We get behind the wheel of the much-anticipated 100% electric version of the Vauxhall Astra…
The family favourite that is the Vauxhall Astra was originally launched way back in 1980.
Available as a hatchback or rakish Sports Tourer (estate), the eighth-generation model was introduced in 2022.
Initially offered as a petrol or plug-in hybrid (PHEV), it’s arguably the new pure electric version that’s the most intriguing.
One thing is for sure, it has to be good because it’s up against some stiff EV opposition from the likes of the MG4, Volkswagen ID.4, Renault Megane E-Tech Electric, Cupra Born and quirky Ora Funky Cat (GWM Ora 03).
Low-slung and sleek, it features Vauxhall’s modern new ‘Vizor’ front end which houses LED headlights, sensors for the driver aids and safety technologies, plus the bold new Griffin logo.
Based on the same platform as its Stellantis cousin (the Peugeot e-308), it’s the best-looking Astra ever.
I particularly approve of the long bonnet complete with crease running down the middle – a nod to classic Vauxhalls.
The Astra Electric has a 54kWh battery paired with a 154bhp electric motor powering the front wheels. It can sprint from 0-62mph in 9.2 seconds and has a claimed range of 258 miles (256 miles for the Sports Tourer).
Frankly, it feels quicker off the mark than the official figures suggest. Either way, it’s more than enough performance for everyday driving.
There are three drive modes (Eco, Normal and Sport). Eco dulls the throttle response which helps to maximise range, Sport ramps up the power, while Normal offers the best of both worlds.
Vauxhall says the Astra Electric’s heat pump means the electric motor can operate at maximum efficiency in hot or cold weather, and I got pretty close to the claimed 4.2 miles per kWh during my spell behind the wheel.
I’d have to spend a week or so with the car to work out how efficient it really is, but I’d estimate the Astra Electric has a real-world range of around 200 miles – more in city driving.
If you have a home wallbox, the battery will charge to 100% overnight.

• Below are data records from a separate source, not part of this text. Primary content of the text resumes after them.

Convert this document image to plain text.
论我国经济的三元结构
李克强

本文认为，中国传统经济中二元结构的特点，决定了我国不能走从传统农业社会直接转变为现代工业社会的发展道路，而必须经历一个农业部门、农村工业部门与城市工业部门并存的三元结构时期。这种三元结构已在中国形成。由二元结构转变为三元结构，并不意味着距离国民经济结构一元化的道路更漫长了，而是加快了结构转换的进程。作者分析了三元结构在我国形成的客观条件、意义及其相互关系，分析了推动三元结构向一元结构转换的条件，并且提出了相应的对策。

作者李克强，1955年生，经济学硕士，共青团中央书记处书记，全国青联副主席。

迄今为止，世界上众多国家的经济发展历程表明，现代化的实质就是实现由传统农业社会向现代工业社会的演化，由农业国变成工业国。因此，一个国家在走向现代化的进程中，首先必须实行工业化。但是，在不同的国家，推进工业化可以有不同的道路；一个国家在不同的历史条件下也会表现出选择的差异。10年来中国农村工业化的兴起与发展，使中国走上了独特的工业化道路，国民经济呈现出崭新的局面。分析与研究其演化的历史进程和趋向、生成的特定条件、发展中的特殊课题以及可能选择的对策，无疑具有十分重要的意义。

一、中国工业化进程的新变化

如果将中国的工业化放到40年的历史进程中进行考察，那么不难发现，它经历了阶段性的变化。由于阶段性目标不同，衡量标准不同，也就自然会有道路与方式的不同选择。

Hook it up to a 100kW public rapid charger and it will boost the battery from 20-80% in just 26 minutes.
Sadly there are no paddles on the steering wheel to adjust brake regeneration, but you can flick the gear selector to B-mode for more aggressive brake regen.
Priced from £37,445, there are three trim levels – Design, GS and Ultimate.
The cabin of the Astra Electric has a more conventional look than many of its EV-only competitors, but it’s attractive, if a little dark.
It’s also well put together, but there are very few soft-touch surfaces and the materials used are by no means plush.
That said, it’s comfortable, uncluttered and space is OK, while the slick new infotainment set-up, with its 10-inch driver’s digital instrument cluster and a 10-inch central display, is intuitive and works well.
It’s fairly minimalist, but thankfully there are some short-cut buttons below the centre touchscreen, so accessing the heating, for instance, doesn’t involve tapping the touchscreen.
Additionally, there’s ‘Hey Vauxhall’ voice recognition, Apple CarPlay and Android Auto connectivity, plus an impressive list of safety and driver assistance features.
If I had one quibble, it would be that I’d prefer a lower seating position – a common problem in EVs.
It’s also tighter for space in the back for adult-sized passengers, while boot capacity is an average 352 litres in the hatch (516 litres for the Sports Tourer), expanding to 1,268 litres (1,553 litres) with the rear seats folded.
The Astra Electric is easy to drive and handles well, offering a composed, if slightly firm ride.
There’s a little bit of road and wind noise on motorways, but for the most part it’s refined and comfortable on all but the poorest surfaces. Naturally, the Sports Tourer feels more substantial than the hatch, but it’s still agile and nicely balanced – despite weighing nearly 50kg more.
There’s some fun to be had in the Astra Electric, but it would be an exaggeration to call it dynamic and engaging. When pushed in Sport mode on more challenging roads, body roll is kept in check and there’s good grip, partly down to the balanced weight distribution and the positioning of the battery in the vehicle’s underbody.
Additionally, the steering is light, making it a doddle in town, but just like the Corsa Electric, the brakes aren’t very progressive.
Ultimately, the Astra Electric is a sensible family-sized introduction to electric motoring.
Verdict: The Vauxhall Astra Electric is stylish, straightforward, practical and easy to drive. However, some rivals offer a longer range for less money.